Continuous Time Segmentation: stay, move, abroad, unknown

The Continuous Time Segmentation component (continuous_time_segmentation.py) converts daily batches of events into time segments tagged with behavioural states. Key stages include:

  1. Daily slicing with cross-day continuity
    For each date in [data_period_start, data_period_end], events are filtered by error flags and domains, then unioned with the first event of the next day (via EventCacheDataObject).
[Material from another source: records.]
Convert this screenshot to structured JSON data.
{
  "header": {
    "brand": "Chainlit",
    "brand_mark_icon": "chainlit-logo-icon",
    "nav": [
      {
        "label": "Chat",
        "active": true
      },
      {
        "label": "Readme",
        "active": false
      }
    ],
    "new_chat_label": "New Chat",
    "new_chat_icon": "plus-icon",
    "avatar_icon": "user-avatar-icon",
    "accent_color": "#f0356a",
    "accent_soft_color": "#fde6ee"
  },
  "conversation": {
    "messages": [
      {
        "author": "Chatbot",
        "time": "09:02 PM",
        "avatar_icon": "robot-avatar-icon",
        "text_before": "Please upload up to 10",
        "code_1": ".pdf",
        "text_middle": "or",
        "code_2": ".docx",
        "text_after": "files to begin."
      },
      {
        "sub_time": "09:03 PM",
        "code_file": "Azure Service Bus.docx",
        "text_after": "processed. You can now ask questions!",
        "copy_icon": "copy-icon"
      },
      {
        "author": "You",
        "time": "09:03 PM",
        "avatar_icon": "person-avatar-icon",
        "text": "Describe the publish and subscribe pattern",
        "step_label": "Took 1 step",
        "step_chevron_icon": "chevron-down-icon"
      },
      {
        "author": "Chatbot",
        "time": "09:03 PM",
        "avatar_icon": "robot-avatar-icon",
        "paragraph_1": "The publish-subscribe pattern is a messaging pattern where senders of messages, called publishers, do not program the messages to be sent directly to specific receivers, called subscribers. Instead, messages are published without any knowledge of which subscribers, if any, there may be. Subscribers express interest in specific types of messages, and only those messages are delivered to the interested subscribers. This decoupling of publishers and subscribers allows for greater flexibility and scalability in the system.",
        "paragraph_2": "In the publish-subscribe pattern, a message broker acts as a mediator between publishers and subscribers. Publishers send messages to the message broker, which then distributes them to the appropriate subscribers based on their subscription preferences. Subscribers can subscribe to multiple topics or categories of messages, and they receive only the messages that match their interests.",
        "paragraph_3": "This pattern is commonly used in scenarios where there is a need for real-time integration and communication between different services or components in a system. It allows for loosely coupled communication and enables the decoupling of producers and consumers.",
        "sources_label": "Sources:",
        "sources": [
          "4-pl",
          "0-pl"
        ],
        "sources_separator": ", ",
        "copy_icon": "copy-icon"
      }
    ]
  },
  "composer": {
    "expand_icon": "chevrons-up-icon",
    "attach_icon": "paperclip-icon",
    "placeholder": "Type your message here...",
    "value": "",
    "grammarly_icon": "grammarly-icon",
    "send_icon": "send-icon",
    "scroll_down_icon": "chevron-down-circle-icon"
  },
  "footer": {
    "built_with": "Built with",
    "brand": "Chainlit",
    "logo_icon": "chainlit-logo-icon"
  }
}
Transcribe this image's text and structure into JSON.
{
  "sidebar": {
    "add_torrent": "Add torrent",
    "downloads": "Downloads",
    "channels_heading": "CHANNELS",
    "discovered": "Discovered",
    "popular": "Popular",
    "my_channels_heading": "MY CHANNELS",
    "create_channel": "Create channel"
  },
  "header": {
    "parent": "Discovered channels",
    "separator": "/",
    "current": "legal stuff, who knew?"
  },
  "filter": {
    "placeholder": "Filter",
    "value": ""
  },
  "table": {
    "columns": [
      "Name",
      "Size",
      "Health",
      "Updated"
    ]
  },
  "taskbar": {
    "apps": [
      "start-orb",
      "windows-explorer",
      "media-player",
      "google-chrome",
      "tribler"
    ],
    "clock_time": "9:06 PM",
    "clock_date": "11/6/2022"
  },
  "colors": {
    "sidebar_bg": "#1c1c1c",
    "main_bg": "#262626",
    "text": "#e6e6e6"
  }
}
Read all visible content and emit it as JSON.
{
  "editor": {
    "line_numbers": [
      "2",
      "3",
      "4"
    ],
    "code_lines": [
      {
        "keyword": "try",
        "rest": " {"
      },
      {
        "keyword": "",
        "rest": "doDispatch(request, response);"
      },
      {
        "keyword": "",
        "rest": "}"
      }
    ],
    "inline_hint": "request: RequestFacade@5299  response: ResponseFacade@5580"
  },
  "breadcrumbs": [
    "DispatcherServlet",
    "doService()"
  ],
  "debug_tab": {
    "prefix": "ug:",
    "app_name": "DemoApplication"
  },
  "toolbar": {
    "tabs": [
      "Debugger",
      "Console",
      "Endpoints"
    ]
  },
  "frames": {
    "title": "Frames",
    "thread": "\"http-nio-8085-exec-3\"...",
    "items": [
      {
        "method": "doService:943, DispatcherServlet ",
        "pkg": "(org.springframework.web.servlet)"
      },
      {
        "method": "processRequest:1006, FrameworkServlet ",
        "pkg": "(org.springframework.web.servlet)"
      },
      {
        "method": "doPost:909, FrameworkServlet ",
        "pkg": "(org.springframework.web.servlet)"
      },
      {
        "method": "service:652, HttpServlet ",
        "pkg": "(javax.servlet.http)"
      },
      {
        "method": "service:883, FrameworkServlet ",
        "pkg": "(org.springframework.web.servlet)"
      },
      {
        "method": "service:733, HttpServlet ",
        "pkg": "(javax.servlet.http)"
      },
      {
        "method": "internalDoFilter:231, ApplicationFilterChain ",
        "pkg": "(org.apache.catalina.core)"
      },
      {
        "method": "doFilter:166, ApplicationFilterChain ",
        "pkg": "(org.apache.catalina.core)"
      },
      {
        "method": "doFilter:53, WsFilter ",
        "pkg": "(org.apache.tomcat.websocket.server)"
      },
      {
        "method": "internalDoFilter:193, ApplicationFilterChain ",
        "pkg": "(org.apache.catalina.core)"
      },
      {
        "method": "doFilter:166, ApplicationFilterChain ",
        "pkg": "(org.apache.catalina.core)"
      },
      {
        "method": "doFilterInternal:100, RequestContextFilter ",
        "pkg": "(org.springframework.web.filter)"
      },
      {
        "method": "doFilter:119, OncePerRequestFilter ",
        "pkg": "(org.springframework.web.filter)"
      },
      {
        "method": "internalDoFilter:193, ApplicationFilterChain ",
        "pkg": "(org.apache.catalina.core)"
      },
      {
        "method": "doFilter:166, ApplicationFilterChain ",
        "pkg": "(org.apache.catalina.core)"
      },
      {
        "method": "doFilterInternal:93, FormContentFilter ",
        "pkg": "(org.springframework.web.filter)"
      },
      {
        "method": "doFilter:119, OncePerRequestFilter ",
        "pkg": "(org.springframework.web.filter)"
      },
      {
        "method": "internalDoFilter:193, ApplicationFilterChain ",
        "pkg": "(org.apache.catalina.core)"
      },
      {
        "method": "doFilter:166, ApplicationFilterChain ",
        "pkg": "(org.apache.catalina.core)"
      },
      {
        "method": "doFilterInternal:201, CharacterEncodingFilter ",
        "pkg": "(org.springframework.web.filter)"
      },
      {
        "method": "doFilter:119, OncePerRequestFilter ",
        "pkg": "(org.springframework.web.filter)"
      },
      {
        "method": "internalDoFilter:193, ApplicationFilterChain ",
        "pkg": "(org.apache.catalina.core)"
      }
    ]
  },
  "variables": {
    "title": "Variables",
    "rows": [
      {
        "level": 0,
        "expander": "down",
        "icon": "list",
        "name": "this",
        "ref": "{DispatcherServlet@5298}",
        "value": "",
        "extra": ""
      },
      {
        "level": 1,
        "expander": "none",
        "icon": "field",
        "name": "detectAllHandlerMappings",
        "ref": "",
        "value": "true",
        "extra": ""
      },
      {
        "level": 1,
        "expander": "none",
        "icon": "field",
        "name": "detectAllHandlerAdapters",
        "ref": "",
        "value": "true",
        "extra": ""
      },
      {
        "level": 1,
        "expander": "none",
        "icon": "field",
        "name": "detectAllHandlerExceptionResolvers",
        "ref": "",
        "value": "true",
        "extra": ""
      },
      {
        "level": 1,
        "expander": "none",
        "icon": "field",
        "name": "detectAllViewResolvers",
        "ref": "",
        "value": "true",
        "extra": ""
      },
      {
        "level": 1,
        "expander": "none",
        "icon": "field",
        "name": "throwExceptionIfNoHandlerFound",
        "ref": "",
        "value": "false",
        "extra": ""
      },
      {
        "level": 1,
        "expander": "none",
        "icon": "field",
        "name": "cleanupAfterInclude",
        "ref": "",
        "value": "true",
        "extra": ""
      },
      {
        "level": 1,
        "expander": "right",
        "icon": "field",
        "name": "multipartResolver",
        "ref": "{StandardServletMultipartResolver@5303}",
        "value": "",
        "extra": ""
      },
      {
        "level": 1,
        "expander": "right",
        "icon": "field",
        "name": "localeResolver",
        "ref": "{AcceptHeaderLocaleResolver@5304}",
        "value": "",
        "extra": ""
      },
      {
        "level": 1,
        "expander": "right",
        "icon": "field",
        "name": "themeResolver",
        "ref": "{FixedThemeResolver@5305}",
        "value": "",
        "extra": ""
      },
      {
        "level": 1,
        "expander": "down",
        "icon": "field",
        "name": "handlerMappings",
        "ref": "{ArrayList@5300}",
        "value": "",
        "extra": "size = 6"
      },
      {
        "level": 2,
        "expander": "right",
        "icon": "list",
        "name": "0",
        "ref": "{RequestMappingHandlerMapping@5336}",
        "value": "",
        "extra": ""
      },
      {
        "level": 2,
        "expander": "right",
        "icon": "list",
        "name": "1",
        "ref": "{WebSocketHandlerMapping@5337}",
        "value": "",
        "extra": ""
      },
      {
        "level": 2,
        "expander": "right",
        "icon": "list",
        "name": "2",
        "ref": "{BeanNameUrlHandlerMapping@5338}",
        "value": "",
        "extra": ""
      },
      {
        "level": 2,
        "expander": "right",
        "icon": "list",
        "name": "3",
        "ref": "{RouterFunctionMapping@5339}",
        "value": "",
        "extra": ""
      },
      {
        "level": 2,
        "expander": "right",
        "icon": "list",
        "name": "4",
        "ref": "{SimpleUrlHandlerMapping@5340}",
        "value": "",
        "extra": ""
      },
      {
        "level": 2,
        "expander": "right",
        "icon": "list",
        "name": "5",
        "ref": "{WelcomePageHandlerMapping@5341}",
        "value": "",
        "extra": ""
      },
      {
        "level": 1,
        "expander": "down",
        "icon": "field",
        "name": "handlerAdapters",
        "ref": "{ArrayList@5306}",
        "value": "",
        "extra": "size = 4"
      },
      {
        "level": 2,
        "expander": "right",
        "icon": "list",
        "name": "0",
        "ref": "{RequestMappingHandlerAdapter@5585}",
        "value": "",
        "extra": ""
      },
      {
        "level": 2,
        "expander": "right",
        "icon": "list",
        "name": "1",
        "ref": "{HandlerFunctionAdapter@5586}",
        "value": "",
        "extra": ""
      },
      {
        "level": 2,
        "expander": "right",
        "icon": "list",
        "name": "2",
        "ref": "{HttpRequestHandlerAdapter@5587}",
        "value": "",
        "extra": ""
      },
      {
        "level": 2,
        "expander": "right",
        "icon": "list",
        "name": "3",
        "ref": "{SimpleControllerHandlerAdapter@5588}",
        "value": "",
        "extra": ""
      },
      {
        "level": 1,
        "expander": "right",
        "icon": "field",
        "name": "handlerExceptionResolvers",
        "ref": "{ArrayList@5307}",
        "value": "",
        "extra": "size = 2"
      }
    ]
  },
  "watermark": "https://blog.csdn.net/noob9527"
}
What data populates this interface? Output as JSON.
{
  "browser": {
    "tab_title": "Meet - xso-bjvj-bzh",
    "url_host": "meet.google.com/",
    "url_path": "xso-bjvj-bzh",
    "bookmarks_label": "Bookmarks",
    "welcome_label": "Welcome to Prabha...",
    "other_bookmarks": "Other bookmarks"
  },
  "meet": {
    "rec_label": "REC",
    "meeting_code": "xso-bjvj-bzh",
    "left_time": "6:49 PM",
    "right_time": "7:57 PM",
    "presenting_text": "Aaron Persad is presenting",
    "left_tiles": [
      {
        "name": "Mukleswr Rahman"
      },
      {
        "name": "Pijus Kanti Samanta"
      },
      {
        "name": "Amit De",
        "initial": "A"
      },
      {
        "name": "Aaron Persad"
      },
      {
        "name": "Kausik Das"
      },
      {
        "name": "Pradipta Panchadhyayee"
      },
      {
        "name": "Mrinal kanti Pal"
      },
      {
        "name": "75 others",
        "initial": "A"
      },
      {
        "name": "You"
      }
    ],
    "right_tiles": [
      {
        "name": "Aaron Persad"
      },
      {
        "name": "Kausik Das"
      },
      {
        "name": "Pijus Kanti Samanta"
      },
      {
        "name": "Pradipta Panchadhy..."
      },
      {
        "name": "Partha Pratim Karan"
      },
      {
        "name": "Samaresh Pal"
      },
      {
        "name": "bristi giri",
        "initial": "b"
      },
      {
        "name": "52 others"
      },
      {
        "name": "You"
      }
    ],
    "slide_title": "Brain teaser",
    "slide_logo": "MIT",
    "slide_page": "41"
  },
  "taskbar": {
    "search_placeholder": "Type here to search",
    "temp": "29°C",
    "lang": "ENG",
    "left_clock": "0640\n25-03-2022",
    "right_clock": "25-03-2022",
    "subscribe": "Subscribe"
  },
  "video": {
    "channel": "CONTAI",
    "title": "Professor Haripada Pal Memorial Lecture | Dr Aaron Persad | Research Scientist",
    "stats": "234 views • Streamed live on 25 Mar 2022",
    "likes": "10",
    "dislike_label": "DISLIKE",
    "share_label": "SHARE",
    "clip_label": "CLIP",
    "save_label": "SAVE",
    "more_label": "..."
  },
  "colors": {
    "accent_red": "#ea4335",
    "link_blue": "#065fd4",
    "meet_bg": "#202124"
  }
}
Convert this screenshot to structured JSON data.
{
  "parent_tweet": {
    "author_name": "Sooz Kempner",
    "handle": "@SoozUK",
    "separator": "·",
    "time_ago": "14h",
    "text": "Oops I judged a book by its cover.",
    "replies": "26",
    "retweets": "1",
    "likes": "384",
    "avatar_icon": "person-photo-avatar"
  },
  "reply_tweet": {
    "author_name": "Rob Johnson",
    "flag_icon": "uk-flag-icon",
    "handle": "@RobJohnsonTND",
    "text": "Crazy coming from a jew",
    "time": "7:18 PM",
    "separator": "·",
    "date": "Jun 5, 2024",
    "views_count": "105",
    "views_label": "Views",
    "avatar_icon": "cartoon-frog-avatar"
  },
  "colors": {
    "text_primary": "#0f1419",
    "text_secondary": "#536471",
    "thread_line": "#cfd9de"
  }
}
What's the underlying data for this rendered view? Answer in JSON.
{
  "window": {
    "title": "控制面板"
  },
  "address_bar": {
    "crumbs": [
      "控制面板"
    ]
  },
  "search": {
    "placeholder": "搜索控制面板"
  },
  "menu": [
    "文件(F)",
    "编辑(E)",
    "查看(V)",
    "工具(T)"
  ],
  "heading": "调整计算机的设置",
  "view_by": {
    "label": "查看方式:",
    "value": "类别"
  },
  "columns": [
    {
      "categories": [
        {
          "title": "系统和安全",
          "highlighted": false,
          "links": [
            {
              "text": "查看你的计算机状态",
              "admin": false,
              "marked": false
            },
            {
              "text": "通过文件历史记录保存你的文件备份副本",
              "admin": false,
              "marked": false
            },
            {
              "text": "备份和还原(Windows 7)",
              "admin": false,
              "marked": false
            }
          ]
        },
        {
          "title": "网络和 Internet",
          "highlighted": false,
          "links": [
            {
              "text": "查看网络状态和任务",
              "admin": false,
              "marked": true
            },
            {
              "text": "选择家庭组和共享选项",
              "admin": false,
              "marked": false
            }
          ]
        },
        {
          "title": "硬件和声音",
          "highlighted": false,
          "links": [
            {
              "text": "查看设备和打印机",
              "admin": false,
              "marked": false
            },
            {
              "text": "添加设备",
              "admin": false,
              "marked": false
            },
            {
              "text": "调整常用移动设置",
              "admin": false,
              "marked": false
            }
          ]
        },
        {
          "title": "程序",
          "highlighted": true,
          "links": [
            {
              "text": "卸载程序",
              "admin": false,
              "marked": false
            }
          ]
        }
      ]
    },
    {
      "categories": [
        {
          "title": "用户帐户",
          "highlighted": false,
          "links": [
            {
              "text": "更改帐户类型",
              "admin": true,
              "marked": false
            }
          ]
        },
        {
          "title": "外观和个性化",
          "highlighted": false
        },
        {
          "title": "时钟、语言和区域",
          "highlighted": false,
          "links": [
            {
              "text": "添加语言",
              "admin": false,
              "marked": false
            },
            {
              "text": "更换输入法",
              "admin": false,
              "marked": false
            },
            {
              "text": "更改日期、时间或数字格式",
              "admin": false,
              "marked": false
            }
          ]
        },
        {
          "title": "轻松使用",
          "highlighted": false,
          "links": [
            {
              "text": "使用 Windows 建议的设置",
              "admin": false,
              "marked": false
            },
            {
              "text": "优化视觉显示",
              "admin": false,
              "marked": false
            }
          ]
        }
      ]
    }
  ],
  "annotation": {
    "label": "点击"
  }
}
This ensures that a stay spanning midnight is not split prematurely.

  2. Context enrichment
    Events are joined with intersection groups to recover all overlapping cells, enabling spatial buffering when multiple towers cover the same location. If segments from the previous day exist, they are joined back to preserve ending state and cell set.

  3. Segmentation parameters
    Configuration knobs (defined in continuous_time_segmentation.ini) drive the classification logic:

    • min_time_stay_s: minimum dwell time for a STAY segment (default 900s).
    • max_time_missing_stay_s, max_time_missing_move_s, max_time_missing_abroad_s: largest gap tolerated between events before inserting an UNKNOWN state.
    • pad_time_s: slight temporal expansion applied to isolated segments between UNKNOWN blocks.
    • domains_to_include: inbound, domestic, outbound domains processed; outbound-only runs still depend on domestic events to close segments.
    • local_mcc: identifies the home country, used to classify ABROAD segments.
  4. User-level UDF
    Events per user are grouped and fed to a Pandas UDF (segmentation_return_schema). The UDF tracks sequences of events, extends segments while devices remain within overlapping cells, and creates new segments when:

    • the device crosses domain boundaries (e.g., domestic → outbound),
    • the time gap exceeds the relevant max_time_missing_* threshold,
    • or overlapping cells no longer intersect.
  5. State assignment
    Each segment receives one of four enumerated states (SegmentStates):

    • STAY – dwell longer than min_time_stay.
    • MOVE – transitions with sufficient evidence of displacement.
    • ABROAD – activity outside the local MCC.
    • UNKNOWN – gaps or ambiguous signals beyond configured tolerances.
  6. Persistence with continuity
    Segments are written to the silver layer (time_segments_silver) with is_last markers indicating the trailing segment per user/day. Subsequent days reuse these markers to carry context forward.

Outputs and downstream usage

  • Staypoint table (time_segments_silver): each record contains start/end timestamps, last observed event, list of contributing cells, state, and a hashed time_segment_id. This dataset powers Midterm/Longterm Permanence calculations, usual environment labelling, and tourism metrics.
  • Population snapshots: the present_population_silver table is refreshed for each analysed timestamp and feeds daily dashboards as well as the iterative permanence scores.

Telcofy extends these outputs with add-on analytics (e.g., persistence scoring, anomaly flagging) while preserving the upstream logic to remain interoperable with Eurostat deliverables.

Telcofy alignment checklist

  • Reuse the Continuous Time Segmentation configuration structure so auditors can compare parameters directly with the MultiMNO defaults.
  • Preserve the four-state taxonomy and is_last markers, even when enriching segments with Telcofy-specific metadata.
  • Document any changes to tolerance windows or dwell thresholds and justify them against ESS quality guidance.
  • Propagate population caches and time segments into Telcofy’s compliance artifacts so EU stakeholders can trace staypoint derivations end-to-end.